LESSON #2: HAVE SOME PLATITUDES IN YOUR ARSENAL– That “total package” quote is one of many that serve Carl well on camera and off. His greatest one is his sign-off tagline “Thanks for going to a special place with me.” More often than not, he’s not talking about the painted canvas in front of him. True to Wilson’s line delivery, some of those whispered platitudes are pithy, while others are appropriately nonsensical. Somehow, someway, they work to enthrall fans.
The PBS Burlington office, helmed by Stephen Root’s exec of double-talk Tony, is filled with Carl’s old flames (Casual’s Michaela Watkins, The Goldbergs star Wendi McLendon-Covey, Luisa Strus of 50 First Dates) and one new one half his age (newcomer Lucy Freyer). The truest one-that-got-away is Watkins’ Katherine, the assistant producer. Expect unfinished business to make it back on the production schedule before the end of Paint.
At the station, Carl’s easy-going existence as the top dog is threatened with the arrival of a younger artist host named Ambrosia, played by Ciara Renée (DC’s Legends of Tomorrow). Billed to Carl as friendly competition, Ambrosia brings a better variety of projects, doubles the art production, and fulfills a lost female voice. She soon overtakes Carl in the ratings, where the walking time capsule is unable to handle such a change and cracks from the waning attention and focus. It is that notion of time– combined with suspending logic— that outlines the biggest flaw of Paint.
LESSON #3: A MAN OUT OF HIS TIME– If Carl Nargle is meant to be, once again, a homage to Bob Ross, then the math does not check out. Had he not died in 1995, Ross today would be 80 years old and a dinosaur even by PBS standards. The “Annie’s Song”-backed flashbacks in Paint chronicle about 22 years of broadcast history for Carl. That puts his genesis after the year 2000. Sorry, but no thirty-something man from that era– not even the most devoted nostalgia buff– is taking on, much less pulling off, a soulful 70s/80s bit through those decades and into their fifties. Moreover, multiple women are not falling for that facade without scathing, modern repercussions of broken gender politics.

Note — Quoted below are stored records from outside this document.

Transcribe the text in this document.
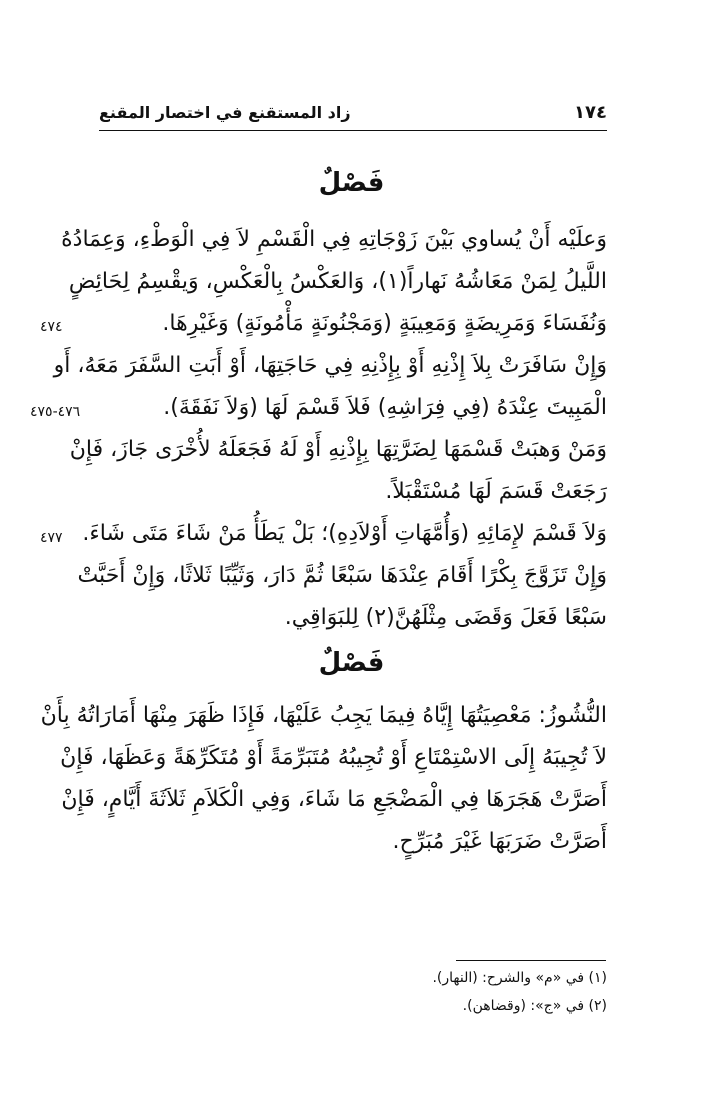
١٧٤
زاد المستقنع في اختصار المقنع
فَصْلٌ
وَعلَيْه أَنْ يُساوي بَيْنَ زَوْجَاتِهِ فِي الْقَسْمِ لاَ فِي الْوَطْءِ، وَعِمَادُهُ
اللَّيلُ لِمَنْ مَعَاشُهُ نَهاراً(١)، وَالعَكْسُ بِالْعَكْسِ، وَيقْسِمُ لِحَائِضٍ
وَنُفَسَاءَ وَمَرِيضَةٍ وَمَعِيبَةٍ (وَمَجْنُونَةٍ مَأْمُونَةٍ) وَغَيْرِهَا.
وَإِنْ سَافَرَتْ بِلاَ إِذْنِهِ أَوْ بِإِذْنِهِ فِي حَاجَتِهَا، أَوْ أَبَتِ السَّفَرَ مَعَهُ، أَو
الْمَبِيتَ عِنْدَهُ (فِي فِرَاشِهِ) فَلاَ قَسْمَ لَهَا (وَلاَ نَفَقَةَ).
وَمَنْ وَهبَتْ قَسْمَهَا لِضَرَّتِهَا بِإِذْنِهِ أَوْ لَهُ فَجَعَلَهُ لأُخْرَى جَازَ، فَإِنْ
رَجَعَتْ قَسَمَ لَهَا مُسْتَقْبَلاً.
وَلاَ قَسْمَ لإِمَائِهِ (وَأُمَّهَاتِ أَوْلاَدِهِ)؛ بَلْ يَطَأُ مَنْ شَاءَ مَتَى شَاءَ.
وَإِنْ تَزَوَّجَ بِكْرًا أَقَامَ عِنْدَهَا سَبْعًا ثُمَّ دَارَ، وَثَيِّبًا ثَلاثًا، وَإِنْ أَحَبَّتْ
سَبْعًا فَعَلَ وَقَضَى مِثْلَهُنَّ(٢) لِلبَوَاقِي.
فَصْلٌ
النُّشُوزُ: مَعْصِيَتُهَا إِيَّاهُ فِيمَا يَجِبُ عَلَيْهَا، فَإِذَا ظَهَرَ مِنْهَا أَمَارَاتُهُ بِأَنْ
لاَ تُجِيبَهُ إِلَى الاسْتِمْتَاعِ أَوْ تُجِيبُهُ مُتَبَرِّمَةً أَوْ مُتَكَرِّهَةً وَعَظَهَا، فَإِنْ
أَصَرَّتْ هَجَرَهَا فِي الْمَضْجَعِ مَا شَاءَ، وَفِي الْكَلاَمِ ثَلاَثَةَ أَيَّامٍ، فَإِنْ
أَصَرَّتْ ضَرَبَهَا غَيْرَ مُبَرِّحٍ.
٤٧٤
٤٧٦-٤٧٥
٤٧٧
(١) في «م» والشرح: (النهار).
(٢) في «ج»: (وقضاهن).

The narrative scaffolding around Carl Nargle in Paint is terribly flimsy. Not a cog in the story fits his antiquated dimensions, and it shows. Hurdling over entire decades of relevancy, Carl Nargle is ostensibly Austin Powers without the 30-year frozen stasis. That schtick was funnier in 1997 because the displaced character didn’t know any better. That’s not possible here in Paint. There’s not a sheltered enough community off any beaten path in America that could have hidden a Carl Nargle and not course-corrected his aloof and sexist social graces years ago.
There was a measure of true cleverness possible in inserting a throwback maverick character into the present day. Paint wanted to bend a vibe with fiction and flexed too far, to a place where its main character would not survive personally or professionally in the first place. The surrounding characters chipping away at the fraud underneath Carl Nargle– an arc amusingly not all that different from the esteemed Oscar-nominated TAR when you really think about it– exposed nothing we could not already see for ourselves.
A better approach could have been matching the Ross timeline with a period piece. Show a Carl Nargle character thriving in his early fifties at the crest of his appeal only to be challenged by the advancing morals of the scandalous Clinton-era 1990s. He deserves to be pressed harder for what he is or isn’t than Paint. A movie like that would stand a better chance anchoring good comedy complimented by tangible believability. Lastly, there’s one more Nargle line that declares, “I like when art makes people happy.” Yeah, us too, Carl. Us too.